Working in collaboration with Governments and NGO partners, UNICEF has been providing not only immediate humanitarian relief to affected populations but also working to ensure longer term recovery and resilience.

“While life is returning to normal for many, children and families who have lived through these storms will need committed, sustained support to get their homes, communities and lives back on track,” added Perceval.

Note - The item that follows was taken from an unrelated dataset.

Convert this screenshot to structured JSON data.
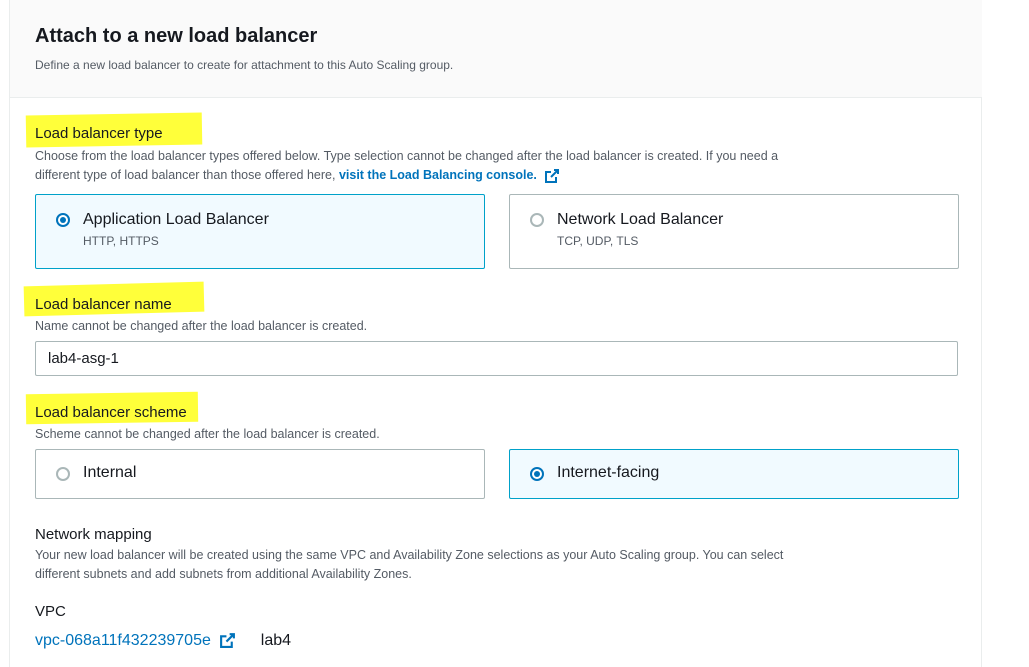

UNICEF, working with Governments and partners, has been able to support children, families and communities through programmes focused on recovery and resilience, including:

Anguilla
• Supporting training activities led by the Ministries of Health, Education and Human Development. All pre-school teachers are now trained on the Return to Happiness programme adapted to young children and their caregivers.

Antigua and Barbuda
• In Antigua, to prevent protection risks in temporary shelters, supporting national authorities to conduct gender-based violence (GBV) trainings for shelter administrators.
• Assisting in the integration of children displaced from Barbuda, into the Antigua education system. Based on identified needs, in coordination with the Ministry of Education, UNICEF provides materials and guidance for counselors and teachers.
• Improving child protection services in Barbuda, where displaced children are expected to return from Antigua in the coming months, including the development of age-appropriate psychosocial and resilience-building activities.

British Virgin Islands
• Supported the Ministry of Education in the reopening of schools through technical and recovery assistance. Five primary schools and one technical school received generators.
• UNICEF and partners will complement an ongoing Cash Transfer programme for vulnerable families, reaching beneficiary families with additional relief items.

Cuba
• Working with the Government on WASH and education initiatives.

Dominica
• Aiming at the strengthening of the social protection system – in partnership with WFP and authorities – a non-conditional cash transfer programme will reach 6,000 vulnerable children and their families.
• Assisting nearly 11,000 people to gain daily access to safe drinking water in key locations.

Haiti
• Supporting the restoration of water services, to ensure that more than 86,000 people get access to cleaner water, and working with vulnerable communities to prevent and combat cholera.
• Providing education materials for schools and early childhood learning centers, benefiting more than 18,000 children.
Funding remains crucial for vulnerable children and communities, especially in the Eastern Caribbean, Haiti and Cuba. UNICEF requires HK$72.54 million to provide lifesaving assistance to children in the region.